La bellezza della soprano e attrice Lina Cavalieri fu oggetto del film La donna più bella del mondo”, interpretato nel 1955 da Gina Lollobrigida, protagonista del film insieme a Vittorio Gassman. Una interpretazione che tra laltro valse alla Lollobrigida il David di Donatello per la migliore attrice  nel 1956.

Foto di Lina Cavalieri, pubblicata nell‘articolo di Simone  Carletti dedicato alla donna più bella del mondo.

La più bella del mondo era dunque di origini viterbesi, sicuramente  per la mamma  Teonilla Peconi, sarta  della cittadina di Onano.

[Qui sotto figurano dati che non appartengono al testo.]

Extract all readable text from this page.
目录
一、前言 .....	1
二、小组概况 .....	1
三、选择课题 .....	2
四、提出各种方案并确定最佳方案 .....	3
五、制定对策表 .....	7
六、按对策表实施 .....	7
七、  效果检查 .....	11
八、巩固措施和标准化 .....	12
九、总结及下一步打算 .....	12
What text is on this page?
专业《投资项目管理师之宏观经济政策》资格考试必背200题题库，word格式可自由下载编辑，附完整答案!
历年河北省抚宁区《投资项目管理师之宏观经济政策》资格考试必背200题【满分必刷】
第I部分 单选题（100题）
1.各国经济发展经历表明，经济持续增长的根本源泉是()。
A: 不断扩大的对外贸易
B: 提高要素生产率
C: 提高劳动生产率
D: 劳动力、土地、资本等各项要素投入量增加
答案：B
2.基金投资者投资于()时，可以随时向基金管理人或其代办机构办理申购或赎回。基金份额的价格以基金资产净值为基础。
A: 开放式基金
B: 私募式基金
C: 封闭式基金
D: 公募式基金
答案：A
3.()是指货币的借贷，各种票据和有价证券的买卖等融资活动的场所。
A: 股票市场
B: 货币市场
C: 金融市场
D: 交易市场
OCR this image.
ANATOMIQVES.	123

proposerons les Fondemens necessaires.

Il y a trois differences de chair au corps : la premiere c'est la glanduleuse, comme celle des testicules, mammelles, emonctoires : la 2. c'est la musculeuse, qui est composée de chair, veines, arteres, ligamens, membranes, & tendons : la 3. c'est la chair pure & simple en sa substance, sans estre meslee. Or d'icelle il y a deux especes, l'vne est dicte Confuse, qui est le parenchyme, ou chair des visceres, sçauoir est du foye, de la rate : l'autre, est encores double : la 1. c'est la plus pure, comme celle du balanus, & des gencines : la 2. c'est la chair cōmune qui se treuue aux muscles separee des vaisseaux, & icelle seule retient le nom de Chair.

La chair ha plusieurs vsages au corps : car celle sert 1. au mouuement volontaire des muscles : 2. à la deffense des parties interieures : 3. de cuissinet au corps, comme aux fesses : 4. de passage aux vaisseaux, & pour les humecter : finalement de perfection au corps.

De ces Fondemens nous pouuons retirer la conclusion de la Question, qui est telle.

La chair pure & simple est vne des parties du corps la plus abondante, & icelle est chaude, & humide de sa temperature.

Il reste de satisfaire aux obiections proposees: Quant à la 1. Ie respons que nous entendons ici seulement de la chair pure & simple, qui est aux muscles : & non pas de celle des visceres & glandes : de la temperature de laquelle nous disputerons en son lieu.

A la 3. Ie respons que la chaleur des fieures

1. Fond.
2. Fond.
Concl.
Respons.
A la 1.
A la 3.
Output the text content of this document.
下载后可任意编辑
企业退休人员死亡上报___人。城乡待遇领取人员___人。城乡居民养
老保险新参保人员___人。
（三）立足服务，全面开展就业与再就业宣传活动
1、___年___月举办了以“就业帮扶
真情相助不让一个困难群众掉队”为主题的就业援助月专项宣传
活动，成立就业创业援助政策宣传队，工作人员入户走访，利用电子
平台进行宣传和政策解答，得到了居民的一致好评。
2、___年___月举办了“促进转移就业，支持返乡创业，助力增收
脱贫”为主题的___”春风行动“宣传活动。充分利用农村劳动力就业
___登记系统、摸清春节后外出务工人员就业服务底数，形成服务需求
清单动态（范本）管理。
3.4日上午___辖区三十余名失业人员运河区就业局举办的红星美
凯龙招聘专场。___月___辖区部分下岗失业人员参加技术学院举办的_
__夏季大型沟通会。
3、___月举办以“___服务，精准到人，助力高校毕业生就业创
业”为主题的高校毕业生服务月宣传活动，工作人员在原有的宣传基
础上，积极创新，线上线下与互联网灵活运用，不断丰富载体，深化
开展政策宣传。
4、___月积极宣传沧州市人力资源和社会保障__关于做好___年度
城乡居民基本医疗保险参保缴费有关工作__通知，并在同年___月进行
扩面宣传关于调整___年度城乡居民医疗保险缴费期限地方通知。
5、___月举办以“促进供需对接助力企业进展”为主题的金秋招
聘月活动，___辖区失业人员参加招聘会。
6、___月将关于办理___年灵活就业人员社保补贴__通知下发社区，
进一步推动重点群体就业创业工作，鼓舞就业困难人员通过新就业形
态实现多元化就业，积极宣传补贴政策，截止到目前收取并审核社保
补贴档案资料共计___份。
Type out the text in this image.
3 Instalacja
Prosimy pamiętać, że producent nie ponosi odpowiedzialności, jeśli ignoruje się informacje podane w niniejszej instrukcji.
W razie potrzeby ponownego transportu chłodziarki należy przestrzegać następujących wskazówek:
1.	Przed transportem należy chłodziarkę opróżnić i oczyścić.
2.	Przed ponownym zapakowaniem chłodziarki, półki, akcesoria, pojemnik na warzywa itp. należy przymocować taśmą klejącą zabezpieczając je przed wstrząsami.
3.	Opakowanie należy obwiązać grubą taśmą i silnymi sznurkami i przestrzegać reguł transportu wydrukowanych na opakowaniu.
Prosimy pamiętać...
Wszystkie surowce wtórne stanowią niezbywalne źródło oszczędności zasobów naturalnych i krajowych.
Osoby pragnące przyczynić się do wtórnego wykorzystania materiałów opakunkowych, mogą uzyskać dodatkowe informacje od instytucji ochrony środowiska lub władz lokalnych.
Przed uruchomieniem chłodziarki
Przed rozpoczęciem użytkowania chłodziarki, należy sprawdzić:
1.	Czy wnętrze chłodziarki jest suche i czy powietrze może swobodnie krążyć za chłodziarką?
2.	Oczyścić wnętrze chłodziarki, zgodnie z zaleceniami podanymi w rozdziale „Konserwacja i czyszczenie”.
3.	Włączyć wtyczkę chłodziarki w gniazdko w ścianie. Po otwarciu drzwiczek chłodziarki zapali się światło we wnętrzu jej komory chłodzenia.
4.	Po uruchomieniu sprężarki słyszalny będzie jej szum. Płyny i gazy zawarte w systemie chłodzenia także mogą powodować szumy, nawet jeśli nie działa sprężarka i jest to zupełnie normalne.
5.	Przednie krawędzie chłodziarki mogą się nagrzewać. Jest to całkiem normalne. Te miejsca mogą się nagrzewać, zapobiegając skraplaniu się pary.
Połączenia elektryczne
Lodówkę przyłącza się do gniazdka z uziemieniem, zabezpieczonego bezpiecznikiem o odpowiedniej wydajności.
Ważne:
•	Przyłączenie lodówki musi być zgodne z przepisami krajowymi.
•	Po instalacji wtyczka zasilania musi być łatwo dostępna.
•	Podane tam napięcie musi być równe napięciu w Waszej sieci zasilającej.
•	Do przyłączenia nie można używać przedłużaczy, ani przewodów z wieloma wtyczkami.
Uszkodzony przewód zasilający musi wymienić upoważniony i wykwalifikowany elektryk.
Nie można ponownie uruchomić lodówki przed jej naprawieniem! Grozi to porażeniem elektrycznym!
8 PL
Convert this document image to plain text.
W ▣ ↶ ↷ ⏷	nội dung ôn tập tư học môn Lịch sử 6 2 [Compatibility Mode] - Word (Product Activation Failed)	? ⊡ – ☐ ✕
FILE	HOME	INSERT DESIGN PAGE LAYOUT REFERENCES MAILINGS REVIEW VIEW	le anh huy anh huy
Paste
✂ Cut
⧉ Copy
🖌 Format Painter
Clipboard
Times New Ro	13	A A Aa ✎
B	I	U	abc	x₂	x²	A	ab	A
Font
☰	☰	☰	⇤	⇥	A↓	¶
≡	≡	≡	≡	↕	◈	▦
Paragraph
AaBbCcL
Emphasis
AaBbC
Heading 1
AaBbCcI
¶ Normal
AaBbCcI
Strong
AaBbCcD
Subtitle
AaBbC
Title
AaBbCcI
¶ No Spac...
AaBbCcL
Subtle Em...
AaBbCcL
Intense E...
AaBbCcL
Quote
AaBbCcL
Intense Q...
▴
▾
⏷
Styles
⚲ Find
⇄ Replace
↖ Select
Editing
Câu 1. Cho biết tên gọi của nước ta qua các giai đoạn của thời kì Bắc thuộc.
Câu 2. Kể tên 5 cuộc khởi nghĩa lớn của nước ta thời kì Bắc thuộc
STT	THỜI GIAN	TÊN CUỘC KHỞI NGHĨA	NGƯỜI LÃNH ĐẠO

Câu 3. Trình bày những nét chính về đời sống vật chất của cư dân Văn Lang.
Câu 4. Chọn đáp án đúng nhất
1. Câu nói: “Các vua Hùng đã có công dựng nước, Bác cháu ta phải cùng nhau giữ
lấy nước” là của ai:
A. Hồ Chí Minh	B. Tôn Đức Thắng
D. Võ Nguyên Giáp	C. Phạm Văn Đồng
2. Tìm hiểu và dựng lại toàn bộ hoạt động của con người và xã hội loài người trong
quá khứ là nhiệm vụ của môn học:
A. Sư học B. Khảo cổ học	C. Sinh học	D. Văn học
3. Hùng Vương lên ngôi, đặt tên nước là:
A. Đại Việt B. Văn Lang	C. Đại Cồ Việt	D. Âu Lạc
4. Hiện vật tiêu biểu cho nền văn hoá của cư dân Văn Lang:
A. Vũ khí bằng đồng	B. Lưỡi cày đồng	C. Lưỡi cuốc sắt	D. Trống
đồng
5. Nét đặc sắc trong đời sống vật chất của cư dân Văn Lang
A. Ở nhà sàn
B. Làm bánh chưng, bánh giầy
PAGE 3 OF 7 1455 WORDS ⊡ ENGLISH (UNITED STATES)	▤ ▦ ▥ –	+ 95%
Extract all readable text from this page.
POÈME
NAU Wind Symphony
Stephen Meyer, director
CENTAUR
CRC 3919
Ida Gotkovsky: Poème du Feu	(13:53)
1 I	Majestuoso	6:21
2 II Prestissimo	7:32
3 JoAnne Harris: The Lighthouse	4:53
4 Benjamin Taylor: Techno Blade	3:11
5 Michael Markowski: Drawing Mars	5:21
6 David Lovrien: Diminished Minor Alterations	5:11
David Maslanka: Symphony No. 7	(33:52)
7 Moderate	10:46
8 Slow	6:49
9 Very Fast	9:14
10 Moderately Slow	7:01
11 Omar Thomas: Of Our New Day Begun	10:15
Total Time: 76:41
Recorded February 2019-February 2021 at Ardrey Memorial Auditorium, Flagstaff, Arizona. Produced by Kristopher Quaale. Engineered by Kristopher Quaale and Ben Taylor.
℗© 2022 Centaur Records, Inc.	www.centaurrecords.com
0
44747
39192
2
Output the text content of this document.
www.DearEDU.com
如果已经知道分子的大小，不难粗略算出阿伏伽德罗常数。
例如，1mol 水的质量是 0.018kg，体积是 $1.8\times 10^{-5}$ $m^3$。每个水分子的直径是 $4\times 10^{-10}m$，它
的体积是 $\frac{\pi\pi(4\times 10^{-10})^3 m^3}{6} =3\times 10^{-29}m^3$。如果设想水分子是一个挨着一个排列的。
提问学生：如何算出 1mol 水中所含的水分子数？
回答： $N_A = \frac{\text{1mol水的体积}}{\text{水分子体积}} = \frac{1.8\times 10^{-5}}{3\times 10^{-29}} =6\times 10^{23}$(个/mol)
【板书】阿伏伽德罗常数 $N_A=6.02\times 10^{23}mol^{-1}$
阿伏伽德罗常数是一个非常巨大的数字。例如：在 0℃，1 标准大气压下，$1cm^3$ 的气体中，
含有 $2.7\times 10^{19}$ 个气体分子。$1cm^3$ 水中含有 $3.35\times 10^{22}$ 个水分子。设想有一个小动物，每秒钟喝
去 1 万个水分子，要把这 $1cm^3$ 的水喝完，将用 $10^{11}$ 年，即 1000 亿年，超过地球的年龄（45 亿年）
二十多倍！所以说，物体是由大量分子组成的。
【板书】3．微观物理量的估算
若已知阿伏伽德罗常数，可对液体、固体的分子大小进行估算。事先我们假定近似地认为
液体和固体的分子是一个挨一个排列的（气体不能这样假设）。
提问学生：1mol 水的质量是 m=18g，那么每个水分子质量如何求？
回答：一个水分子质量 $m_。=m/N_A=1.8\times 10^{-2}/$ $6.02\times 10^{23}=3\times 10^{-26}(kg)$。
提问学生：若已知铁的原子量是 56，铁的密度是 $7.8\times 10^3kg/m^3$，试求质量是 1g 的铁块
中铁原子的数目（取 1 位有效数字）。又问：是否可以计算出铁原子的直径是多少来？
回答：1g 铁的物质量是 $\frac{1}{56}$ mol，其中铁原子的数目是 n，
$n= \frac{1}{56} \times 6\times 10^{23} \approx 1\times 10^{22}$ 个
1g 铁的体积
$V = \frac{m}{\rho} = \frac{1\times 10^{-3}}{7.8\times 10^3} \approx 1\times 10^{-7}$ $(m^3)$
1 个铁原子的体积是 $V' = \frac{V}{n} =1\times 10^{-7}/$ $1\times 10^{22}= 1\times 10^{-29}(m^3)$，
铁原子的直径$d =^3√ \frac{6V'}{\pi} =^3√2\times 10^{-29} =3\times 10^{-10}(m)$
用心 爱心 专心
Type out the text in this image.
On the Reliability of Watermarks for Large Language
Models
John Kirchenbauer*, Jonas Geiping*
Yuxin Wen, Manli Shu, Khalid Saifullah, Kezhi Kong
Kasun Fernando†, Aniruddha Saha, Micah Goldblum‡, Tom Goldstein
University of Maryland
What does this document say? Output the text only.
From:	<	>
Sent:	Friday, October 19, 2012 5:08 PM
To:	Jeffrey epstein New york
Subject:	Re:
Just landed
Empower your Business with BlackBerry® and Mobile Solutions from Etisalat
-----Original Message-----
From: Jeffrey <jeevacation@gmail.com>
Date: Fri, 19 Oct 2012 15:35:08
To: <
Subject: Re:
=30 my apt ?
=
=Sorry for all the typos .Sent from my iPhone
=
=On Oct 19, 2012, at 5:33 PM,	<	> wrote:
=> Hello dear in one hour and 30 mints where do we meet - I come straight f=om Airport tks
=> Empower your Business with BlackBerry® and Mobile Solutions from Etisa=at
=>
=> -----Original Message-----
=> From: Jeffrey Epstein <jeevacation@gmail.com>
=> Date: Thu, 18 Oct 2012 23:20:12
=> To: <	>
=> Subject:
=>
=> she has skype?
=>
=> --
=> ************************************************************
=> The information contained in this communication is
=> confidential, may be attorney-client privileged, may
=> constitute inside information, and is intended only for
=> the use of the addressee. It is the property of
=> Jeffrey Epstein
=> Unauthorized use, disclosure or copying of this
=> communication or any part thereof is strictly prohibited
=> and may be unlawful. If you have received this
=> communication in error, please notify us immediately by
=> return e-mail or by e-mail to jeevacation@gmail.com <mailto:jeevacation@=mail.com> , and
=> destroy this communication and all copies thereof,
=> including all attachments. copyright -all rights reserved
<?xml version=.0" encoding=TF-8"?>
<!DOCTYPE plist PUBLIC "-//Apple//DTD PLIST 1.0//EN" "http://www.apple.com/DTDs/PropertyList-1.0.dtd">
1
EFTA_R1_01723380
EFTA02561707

Lina Cavalieri era così bella che D’Annunziò le dedicò una copia de “Il piacere”. Lina Cavalieri, secondo alcuni nata a Roma, per altri  Rieti, o  a Viterbo da padre marchigiano e mamma di Onano, è stata un soprano e una attrice cinematografica molto attiva all’inizio del secolo scorso.

Triste la sua morte avvenuta, come per altri italiani, il 7 febbraio 1944 sotto i bombardamenti della seconda guerra mondiale nella sua villa a Fiesole. Lina Cavalieri era  nata a Roma Onano o  Viterbo il 24 dicembre 1875. Durante la sua vita era considerata “la donna più bella del mondo” tanto che Gabriele D’Annunzio le dedicò una copia del romanzo “Il piacere”, definendola la massima testimonianza di Venere in Terra: „A Lina Cavalieri, che ha saputo comporre con arte, una insolita armonia tra la bellezza del suo corpo e la passione del suo canto. Un poeta riconoscente. Firmato Gabriele D’Annunzio“.